Retrieval-Augmented LLM Agents: Learning to Learn from Experience
A new research paper proposes a systematic framework to enhance the generalization capabilities of large language model (LLM) agents by combining supervised fine-tuning with training-free, memory-augmented generation using retrieved experience. The work, "Retrieval-Augmented LLM Agents: Learning to Learn from Experience," addresses a core limitation in current agent development: robust performance on tasks not seen during training.
The Core Problem: Generalization in LLM Agents
While LLMs have become the foundation for general-purpose agents, their ability to generalize to novel tasks remains inconsistent. Current methodologies typically fall into two categories:
- Supervised Fine-Tuning (SFT): Trains the model on a specific dataset of task demonstrations. While it can achieve high performance on seen tasks, it often fails to extrapolate effectively to new, unseen task distributions.
- Training-Free Experience Retrieval: Augments the LLM's context window with relevant past successful trajectories (sequences of actions and observations) retrieved from a memory bank. This approach is more flexible but frequently underperforms compared to supervised baselines, as the model is not explicitly trained to utilize this retrieved information effectively.
The paper posits that neither approach alone is sufficient for building agents that can reliably "learn to learn" from past experience.
What the Researchers Built: A Combined Training Pipeline
The core contribution is a pipeline that integrates experience retrieval directly into the fine-tuning process. The methodology is broken down into three systematic components:

- A Robust SFT Recipe: The researchers first established a strong supervised fine-tuning baseline using Low-Rank Adaptation (LoRA). This recipe was designed to outperform several existing state-of-the-art agent training pipelines, providing a solid foundation.
- Analysis of Experience Retrieval Design: The paper provides a detailed ablation study on the key design choices for a retrieval system:
- Storage: What format of successful trajectories (e.g., full interaction history, summarized steps) should be stored in the memory bank?
- Querying: How should the current task or state be embedded to retrieve the most relevant past experiences?
- Trajectory Selection: How many retrieved examples are optimal, and how should they be ranked or filtered before being placed in the context window?
The study identifies optimal strategies for each of these components.
- Integrated Fine-Tuning Pipeline: The final and key proposal is a training pipeline where the LLM agent is fine-tuned not just on task demonstrations, but on demonstrations that are augmented with retrieved relevant experiences. This teaches the model to condition its responses on both the task instruction and helpful in-context examples of similar past successes.
Key Results and Implications
The results demonstrate that the combined approach leads to significant improvements in generalization to unseen tasks compared to using either fine-tuning or experience retrieval in isolation. By training the model to leverage retrieved trajectories, the agent learns a more robust policy that can adapt to novel situations by analogizing to stored knowledge.
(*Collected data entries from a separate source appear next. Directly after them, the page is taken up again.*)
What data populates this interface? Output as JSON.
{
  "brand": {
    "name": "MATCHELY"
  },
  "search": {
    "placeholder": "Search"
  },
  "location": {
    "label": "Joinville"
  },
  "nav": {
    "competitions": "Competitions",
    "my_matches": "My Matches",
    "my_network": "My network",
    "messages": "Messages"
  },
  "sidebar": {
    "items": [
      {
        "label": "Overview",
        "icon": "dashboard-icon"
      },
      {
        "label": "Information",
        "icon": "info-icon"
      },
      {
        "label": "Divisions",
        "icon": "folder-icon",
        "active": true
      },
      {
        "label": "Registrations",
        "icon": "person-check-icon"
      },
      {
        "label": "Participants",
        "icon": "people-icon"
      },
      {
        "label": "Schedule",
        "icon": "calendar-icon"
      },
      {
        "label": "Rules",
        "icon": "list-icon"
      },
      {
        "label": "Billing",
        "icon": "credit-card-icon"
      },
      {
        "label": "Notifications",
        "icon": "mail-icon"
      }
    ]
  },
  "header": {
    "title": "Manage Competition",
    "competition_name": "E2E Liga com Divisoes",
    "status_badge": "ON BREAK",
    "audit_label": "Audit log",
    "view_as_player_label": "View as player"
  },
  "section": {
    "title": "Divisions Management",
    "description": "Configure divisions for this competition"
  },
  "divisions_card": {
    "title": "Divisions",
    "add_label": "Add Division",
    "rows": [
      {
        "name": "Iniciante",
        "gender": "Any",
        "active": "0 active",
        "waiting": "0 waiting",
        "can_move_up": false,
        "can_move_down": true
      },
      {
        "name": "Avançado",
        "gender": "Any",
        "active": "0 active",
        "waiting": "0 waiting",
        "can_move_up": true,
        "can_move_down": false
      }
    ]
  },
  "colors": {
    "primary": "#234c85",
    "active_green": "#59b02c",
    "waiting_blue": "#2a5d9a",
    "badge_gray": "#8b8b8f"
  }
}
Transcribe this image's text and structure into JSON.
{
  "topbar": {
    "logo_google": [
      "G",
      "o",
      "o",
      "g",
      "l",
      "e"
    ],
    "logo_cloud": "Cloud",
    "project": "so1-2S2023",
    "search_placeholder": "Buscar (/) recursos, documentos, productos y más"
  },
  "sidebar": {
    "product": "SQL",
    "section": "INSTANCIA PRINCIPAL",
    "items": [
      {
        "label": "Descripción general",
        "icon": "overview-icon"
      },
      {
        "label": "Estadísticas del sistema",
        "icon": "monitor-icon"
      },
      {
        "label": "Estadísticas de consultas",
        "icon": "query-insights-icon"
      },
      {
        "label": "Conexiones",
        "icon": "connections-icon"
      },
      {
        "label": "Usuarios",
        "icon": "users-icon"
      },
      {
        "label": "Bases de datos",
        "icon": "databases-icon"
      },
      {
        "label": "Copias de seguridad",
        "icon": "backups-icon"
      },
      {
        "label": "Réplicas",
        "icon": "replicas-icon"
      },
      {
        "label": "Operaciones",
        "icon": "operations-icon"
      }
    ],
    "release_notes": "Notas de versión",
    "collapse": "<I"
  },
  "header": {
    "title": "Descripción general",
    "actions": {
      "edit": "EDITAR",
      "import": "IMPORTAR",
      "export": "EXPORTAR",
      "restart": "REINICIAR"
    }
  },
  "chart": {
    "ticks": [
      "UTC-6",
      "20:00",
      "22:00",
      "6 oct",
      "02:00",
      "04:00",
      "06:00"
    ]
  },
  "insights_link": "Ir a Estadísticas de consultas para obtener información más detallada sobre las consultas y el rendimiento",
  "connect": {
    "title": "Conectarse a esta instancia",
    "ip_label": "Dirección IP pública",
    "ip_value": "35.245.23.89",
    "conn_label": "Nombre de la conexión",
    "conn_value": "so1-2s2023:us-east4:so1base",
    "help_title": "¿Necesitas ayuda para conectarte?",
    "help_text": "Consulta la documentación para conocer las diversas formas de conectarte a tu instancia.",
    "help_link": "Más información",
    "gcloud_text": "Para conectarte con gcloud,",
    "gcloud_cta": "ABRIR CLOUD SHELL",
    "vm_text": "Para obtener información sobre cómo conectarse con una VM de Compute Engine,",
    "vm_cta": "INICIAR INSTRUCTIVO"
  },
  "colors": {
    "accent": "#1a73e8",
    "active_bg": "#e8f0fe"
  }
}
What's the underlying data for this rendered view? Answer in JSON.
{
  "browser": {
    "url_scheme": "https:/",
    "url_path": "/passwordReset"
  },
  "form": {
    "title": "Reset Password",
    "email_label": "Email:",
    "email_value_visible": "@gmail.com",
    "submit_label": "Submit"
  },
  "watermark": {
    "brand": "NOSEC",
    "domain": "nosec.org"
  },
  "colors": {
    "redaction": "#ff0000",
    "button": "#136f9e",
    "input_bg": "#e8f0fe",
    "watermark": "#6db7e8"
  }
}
The framework is presented as scalable and effective, moving beyond the trade-off between specialization (via fine-tuning) and flexibility (via retrieval). It provides a concrete path toward agents that can continuously improve their performance by learning from their own expanding history of successful interactions.
Technical Context and Method
The work is situated within the growing field of retrieval-augmented generation (RAG) for agents, not just for question-answering. By using LoRA for efficient fine-tuning, the method remains parameter-efficient. The systematic analysis of retrieval design choices—storage, querying, selection—provides practical engineering guidance that has often been missing from prior work, which frequently treats the retrieval component as a black box.

The proposed pipeline essentially operationalizes meta-learning or "learning to learn" for LLM agents. The model is trained on a distribution of tasks where part of the learning objective is to effectively use provided in-context examples (retrieved experiences). This improves its ability to perform the same skill—leveraging examples—at test time on new tasks.
Paper: Ferraz, T. P. "Retrieval-Augmented LLM Agents: Learning to Learn from Experience." arXiv preprint arXiv:2603.18272 (2026).